People will travel to D.C. to be inspired and empowered and return home to work locally? That’s all that wad of cash is going to buy? Jones could bypass the expense of his donors and the march participants by taking his empowerment approach down to a local level: Partnering with statewide equality groups, Jones could spend half as much money by holding trainings over the internet and then dispatch local grassroots activists to lobby for the issues that impact them locally and statewide.
In the 1987 National March on Washington, approximately 800 people were arrested in front of the U.S. Supreme Court. It was the largest direct action on LGBT equality in history.
There’s a reason why people use direct action: It works. Imagine if that $100,000 (hell, let’s add in all that money folks would have spent getting to D.C.) were spent on organizing a massive direct action campaign coast-to-coast.

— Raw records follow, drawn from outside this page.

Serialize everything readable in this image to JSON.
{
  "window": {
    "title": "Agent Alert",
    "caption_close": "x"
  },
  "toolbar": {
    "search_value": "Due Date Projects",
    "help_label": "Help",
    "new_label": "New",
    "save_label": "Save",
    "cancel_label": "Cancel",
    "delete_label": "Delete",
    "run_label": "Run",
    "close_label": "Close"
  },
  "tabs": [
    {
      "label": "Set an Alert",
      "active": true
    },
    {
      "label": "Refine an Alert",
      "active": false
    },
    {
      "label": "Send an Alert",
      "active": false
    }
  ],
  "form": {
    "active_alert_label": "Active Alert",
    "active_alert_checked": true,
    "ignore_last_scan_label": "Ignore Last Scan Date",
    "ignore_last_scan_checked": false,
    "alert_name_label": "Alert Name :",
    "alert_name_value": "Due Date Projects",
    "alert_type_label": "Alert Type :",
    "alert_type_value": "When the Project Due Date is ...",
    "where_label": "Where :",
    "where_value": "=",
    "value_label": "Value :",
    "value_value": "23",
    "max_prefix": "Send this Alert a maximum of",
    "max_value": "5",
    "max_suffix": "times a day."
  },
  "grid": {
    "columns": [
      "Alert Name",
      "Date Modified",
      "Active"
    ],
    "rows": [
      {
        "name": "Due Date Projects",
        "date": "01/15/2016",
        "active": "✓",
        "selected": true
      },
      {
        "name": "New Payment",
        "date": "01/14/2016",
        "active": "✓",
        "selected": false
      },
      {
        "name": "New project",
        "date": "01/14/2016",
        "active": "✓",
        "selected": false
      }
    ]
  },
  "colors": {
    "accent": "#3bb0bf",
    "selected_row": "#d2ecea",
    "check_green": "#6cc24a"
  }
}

There’s only one LGBT organization I know that’s done anything similar. Remember how much press the 2006 Soulforce Right to Serve Campaign on “Don’t Ask, Don’t Tell” got? It was phenomenal. It was truly national. Now, multiply that by five, ten or fifteen. Imagine the local, statewide and national responses if five, ten, a dozen or two dozen people in 50 cities across the nation were arrested on the same day, for the same common, message-synced cause. That would create empowerment, action, discussion and, yes, that would create change.

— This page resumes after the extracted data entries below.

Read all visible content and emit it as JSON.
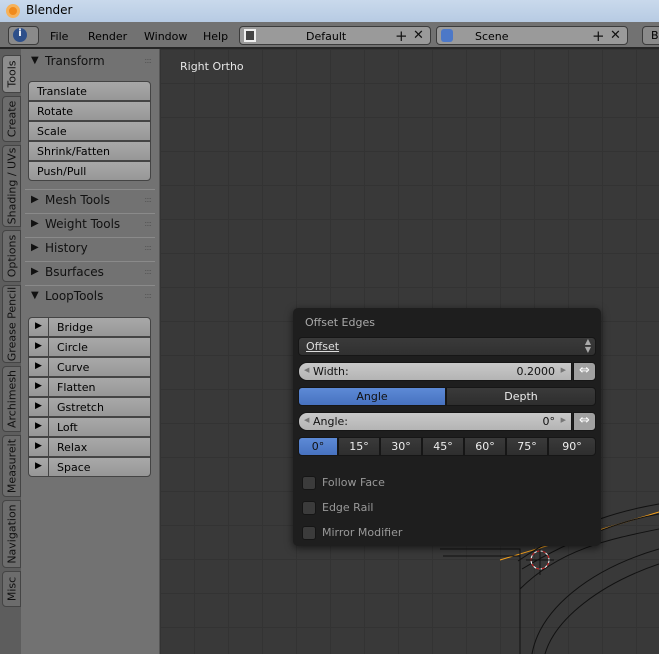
{
  "app": {
    "title": "Blender"
  },
  "header": {
    "menus": [
      "File",
      "Render",
      "Window",
      "Help"
    ],
    "layout": "Default",
    "scene": "Scene",
    "cut_button": "B"
  },
  "vtabs": [
    "Tools",
    "Create",
    "Shading / UVs",
    "Options",
    "Grease Pencil",
    "Archimesh",
    "Measureit",
    "Navigation",
    "Misc"
  ],
  "panel": {
    "transform": {
      "label": "Transform",
      "buttons": [
        "Translate",
        "Rotate",
        "Scale",
        "Shrink/Fatten",
        "Push/Pull"
      ]
    },
    "collapsed": [
      "Mesh Tools",
      "Weight Tools",
      "History",
      "Bsurfaces"
    ],
    "looptools": {
      "label": "LoopTools",
      "buttons": [
        "Bridge",
        "Circle",
        "Curve",
        "Flatten",
        "Gstretch",
        "Loft",
        "Relax",
        "Space"
      ]
    }
  },
  "viewport": {
    "name": "Right Ortho"
  },
  "popup": {
    "title": "Offset Edges",
    "mode": "Offset",
    "width_label": "Width:",
    "width_value": "0.2000",
    "tabs": [
      "Angle",
      "Depth"
    ],
    "active_tab": "Angle",
    "angle_label": "Angle:",
    "angle_value": "0°",
    "presets": [
      "0°",
      "15°",
      "30°",
      "45°",
      "60°",
      "75°",
      "90°"
    ],
    "active_preset": "0°",
    "checkboxes": [
      {
        "label": "Follow Face",
        "checked": false
      },
      {
        "label": "Edge Rail",
        "checked": false
      },
      {
        "label": "Mirror Modifier",
        "checked": false
      }
    ]
  },
  "colors": {
    "accent": "#5680c2",
    "selection_edge": "#ffa000"
  }
}
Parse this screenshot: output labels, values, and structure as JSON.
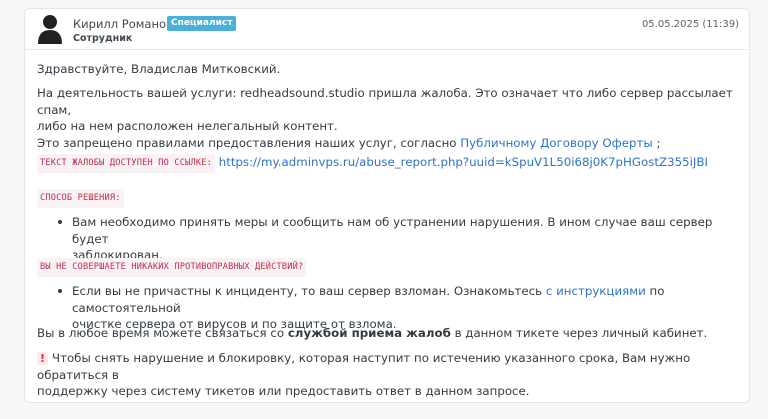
{
  "author": {
    "name": "Кирилл Романов",
    "badge": "Специалист",
    "role": "Сотрудник",
    "date": "05.05.2025 (11:39)"
  },
  "message": {
    "greeting": "Здравствуйте, Владислав Митковский.",
    "para1_line1": "На деятельность вашей услуги: redheadsound.studio пришла жалоба. Это означает что либо сервер рассылает спам,",
    "para1_line2": "либо на нем расположен нелегальный контент.",
    "para1_line3_prefix": "Это запрещено правилами предоставления наших услуг, согласно",
    "offer_link": "Публичному Договору Оферты",
    "para1_line3_suffix": ";",
    "report_label": "ТЕКСТ ЖАЛОБЫ ДОСТУПЕН ПО ССЫЛКЕ:",
    "report_link": "https://my.adminvps.ru/abuse_report.php?uuid=kSpuV1L50i68j0K7pHGostZ355iJBI",
    "solution_label": "СПОСОБ РЕШЕНИЯ:",
    "bullet1_line1": "Вам необходимо принять меры и сообщить нам об устранении нарушения. В ином случае ваш сервер будет",
    "bullet1_line2": "заблокирован.",
    "innocent_label": "ВЫ НЕ СОВЕРШАЕТЕ НИКАКИХ ПРОТИВОПРАВНЫХ ДЕЙСТВИЙ?",
    "bullet2_prefix": "Если вы не причастны к инциденту, то ваш сервер взломан. Ознакомьтесь",
    "bullet2_link": "с инструкциями",
    "bullet2_suffix": "по самостоятельной",
    "bullet2_line2": "очистке сервера от вирусов и по защите от взлома.",
    "contact_prefix": "Вы в любое время можете связаться со",
    "contact_bold": "службой приема жалоб",
    "contact_suffix": "в данном тикете через личный кабинет.",
    "warning_mark": "!",
    "warning_line1": "Чтобы снять нарушение и блокировку, которая наступит по истечению указанного срока, Вам нужно обратиться в",
    "warning_line2": "поддержку через систему тикетов или предоставить ответ в данном запросе."
  },
  "colors": {
    "link": "#2d74c4",
    "badge_bg": "#4ab0d9",
    "label_text": "#c02e4a",
    "label_bg": "#f9f2f4"
  },
  "icons": {
    "avatar": "user-silhouette-icon"
  }
}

Working in the digital age, funding for the future
What was true in 1979, 1987, 1993 and even 2000, is not true today. The entire landscape of political and grassroots organizing has changed, so much so that a political operative alive and working in 1979 but dead before the advent of the internet would never recognize it — much less be able to work in and with it — if he or she were to come back to life today.
“Grassroots” is just that: from the ground up. A national march on Washington hardly constitutes “grassroots” anymore. With the instant access to all things LGBT, people no longer need to travel to D.C. to get their activism and empowerment kick from national leaders and a national community. They can do it from home, at their desks in the dorm or at the office.
Imagine three bloggers, chosen from strategic states or areas of the country, fully funded with a small salary and travel/expense budget. Imagine that bloggers like Pam Spaulding have the time and resources to spend on daily blogging and reporting of our issues in local and statewide arenas. In only one day, the shear amount of information and knowledge shared and people empowered across these three fully-fledged blogger-news-media operations would far outnumber even the best of turnouts for a national march on Washington.
CORRECTION: The original text of this post stated that Rex Wockner had called for a national march in November. That person is actually David Mixner. My apologies for the mistake.